The controversy escalated after blockchain analysts revealed that at least eight wallets connected to LIBRA insiders cashed out approximately $107 million just before the token’s price collapsed. Investigators recently traced a $4.5 million transaction from one of these wallets to a new address, some of which was reportedly used to buy another memecoin, POPE—raising concerns over potential money laundering.
Phone Records, Presidential Logs Under Scrutiny
To further the investigation, the prosecutor has also requested phone records, visitor logs from the presidential office, and a list of blockchain experts or close associates of Milei who might have insight into the financial transactions.
Dubbed “Libragate” in Argentina, the scandal has fueled impeachment calls against the president. The LIBRA token had initially surged to a $4.5 billion market cap on February 14, only to plummet by over 90% within hours—triggering accusations of insider trading and a classic “rug pull” scheme.
Milei Denies Wrongdoing, But Questions Persist
President Milei has denied any direct involvement, insisting he merely “spread the word” about LIBRA rather than actively promoting it. However, the controversy has significantly damaged his public image, raising doubts about his political credibility ahead of this year’s congressional midterm elections.
Most Investors Lost Big
On-chain analysis reveals that 86% of traders—approximately 15,430 wallets—sold LIBRA at a loss, with total realized losses exceeding $251 million.

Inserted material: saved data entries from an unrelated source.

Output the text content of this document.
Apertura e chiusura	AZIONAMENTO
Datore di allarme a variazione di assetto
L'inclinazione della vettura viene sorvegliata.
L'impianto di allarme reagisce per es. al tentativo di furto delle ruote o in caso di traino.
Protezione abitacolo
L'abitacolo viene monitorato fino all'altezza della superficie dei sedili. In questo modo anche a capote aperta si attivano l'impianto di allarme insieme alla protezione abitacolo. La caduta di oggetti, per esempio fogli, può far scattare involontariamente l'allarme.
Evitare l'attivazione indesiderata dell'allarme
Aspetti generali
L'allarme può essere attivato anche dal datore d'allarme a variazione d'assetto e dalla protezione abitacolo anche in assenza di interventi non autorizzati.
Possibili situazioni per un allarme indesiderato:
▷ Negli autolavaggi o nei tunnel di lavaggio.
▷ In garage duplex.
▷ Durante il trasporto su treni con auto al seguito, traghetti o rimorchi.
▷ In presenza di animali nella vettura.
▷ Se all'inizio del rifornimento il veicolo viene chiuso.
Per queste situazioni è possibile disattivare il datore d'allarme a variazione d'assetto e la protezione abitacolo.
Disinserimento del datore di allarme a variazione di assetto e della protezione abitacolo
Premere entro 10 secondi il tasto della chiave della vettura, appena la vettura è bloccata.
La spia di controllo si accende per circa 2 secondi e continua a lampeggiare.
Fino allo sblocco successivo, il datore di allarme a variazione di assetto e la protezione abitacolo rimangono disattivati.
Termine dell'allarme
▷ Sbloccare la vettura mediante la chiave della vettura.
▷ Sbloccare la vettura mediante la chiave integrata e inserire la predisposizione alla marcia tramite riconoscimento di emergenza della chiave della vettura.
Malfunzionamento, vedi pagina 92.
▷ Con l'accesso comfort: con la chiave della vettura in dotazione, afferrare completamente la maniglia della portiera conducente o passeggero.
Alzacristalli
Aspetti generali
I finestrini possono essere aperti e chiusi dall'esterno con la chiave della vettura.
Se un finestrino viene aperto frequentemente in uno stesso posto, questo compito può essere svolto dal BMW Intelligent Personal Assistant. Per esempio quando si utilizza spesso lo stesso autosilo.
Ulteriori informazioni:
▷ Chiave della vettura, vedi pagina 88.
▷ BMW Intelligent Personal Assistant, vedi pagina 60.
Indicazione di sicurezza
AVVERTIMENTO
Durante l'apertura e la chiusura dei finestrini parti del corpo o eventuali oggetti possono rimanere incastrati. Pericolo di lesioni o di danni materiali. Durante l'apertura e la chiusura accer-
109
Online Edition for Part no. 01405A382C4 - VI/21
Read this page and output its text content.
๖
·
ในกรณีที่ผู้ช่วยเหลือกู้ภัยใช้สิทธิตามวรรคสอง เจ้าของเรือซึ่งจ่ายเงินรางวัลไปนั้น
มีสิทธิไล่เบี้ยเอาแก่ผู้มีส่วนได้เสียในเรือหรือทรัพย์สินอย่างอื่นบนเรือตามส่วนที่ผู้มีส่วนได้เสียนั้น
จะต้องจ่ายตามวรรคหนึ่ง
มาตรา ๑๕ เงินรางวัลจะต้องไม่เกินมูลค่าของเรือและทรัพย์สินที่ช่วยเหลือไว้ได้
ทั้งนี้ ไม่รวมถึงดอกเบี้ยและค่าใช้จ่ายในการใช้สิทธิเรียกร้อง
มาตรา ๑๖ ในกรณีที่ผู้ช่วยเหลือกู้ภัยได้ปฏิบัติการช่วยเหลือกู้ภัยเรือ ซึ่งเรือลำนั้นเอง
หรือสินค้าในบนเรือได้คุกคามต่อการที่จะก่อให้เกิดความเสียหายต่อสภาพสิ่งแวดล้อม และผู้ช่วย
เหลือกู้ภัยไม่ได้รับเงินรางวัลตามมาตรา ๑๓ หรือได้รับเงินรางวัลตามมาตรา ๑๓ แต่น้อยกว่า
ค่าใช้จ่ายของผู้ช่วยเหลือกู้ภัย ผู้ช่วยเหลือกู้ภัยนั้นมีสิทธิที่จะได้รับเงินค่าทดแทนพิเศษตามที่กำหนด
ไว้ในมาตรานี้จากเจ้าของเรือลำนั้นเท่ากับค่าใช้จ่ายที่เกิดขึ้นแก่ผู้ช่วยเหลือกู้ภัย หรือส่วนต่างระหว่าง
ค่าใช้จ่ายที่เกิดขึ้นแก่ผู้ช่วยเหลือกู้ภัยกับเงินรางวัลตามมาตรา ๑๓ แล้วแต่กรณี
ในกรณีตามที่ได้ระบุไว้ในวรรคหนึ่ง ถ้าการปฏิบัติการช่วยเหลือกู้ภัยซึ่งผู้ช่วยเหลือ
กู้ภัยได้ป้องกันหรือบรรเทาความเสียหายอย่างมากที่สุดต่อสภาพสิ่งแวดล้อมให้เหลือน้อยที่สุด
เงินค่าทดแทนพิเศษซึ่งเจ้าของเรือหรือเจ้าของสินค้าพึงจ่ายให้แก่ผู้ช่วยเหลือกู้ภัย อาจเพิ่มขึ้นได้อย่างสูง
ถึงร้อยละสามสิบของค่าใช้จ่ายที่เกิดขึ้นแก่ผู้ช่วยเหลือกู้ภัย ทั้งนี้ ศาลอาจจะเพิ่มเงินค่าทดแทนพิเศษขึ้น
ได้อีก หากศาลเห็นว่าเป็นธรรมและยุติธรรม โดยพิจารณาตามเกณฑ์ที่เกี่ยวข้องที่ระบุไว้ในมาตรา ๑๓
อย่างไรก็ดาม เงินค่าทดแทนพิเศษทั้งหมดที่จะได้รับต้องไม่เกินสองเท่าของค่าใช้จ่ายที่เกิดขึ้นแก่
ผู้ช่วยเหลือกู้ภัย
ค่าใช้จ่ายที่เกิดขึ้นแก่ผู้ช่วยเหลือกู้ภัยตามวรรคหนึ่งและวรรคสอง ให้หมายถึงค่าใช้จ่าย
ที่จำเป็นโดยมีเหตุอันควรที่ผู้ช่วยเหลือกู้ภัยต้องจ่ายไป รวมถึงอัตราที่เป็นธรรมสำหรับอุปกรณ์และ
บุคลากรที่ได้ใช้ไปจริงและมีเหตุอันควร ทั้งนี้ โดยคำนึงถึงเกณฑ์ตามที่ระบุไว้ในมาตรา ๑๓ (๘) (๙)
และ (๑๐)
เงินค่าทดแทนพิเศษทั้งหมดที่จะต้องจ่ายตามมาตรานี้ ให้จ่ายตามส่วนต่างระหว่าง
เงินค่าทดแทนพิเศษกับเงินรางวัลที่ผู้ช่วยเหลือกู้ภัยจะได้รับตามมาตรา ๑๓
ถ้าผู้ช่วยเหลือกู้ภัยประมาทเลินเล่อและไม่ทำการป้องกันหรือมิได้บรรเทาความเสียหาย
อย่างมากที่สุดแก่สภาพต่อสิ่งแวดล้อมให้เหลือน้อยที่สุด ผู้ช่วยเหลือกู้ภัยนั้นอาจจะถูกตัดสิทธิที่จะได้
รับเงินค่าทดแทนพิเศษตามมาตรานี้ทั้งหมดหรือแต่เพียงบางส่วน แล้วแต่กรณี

Prominent figures behind LIBRA’s launch include Hayden Davis, CEO of Kelsier Ventures, and Julian Peh, CEO of KIP Protocol. Reports suggest Davis and Kelsier Ventures personally profited around $100 million from the token’s launch. However, Davis has denied direct ownership of the tokens and insists he has no intention of selling them.
To add another twist, local media outlet La Nación reported that messages allegedly implicating Milei’s sister, Karina Milei, have surfaced—though these claims have been denied by those involved.
With international authorities now stepping in, the LIBRA scandal is far from over. The coming weeks could reveal more as prosecutors dig deeper into Argentina’s most controversial crypto case yet.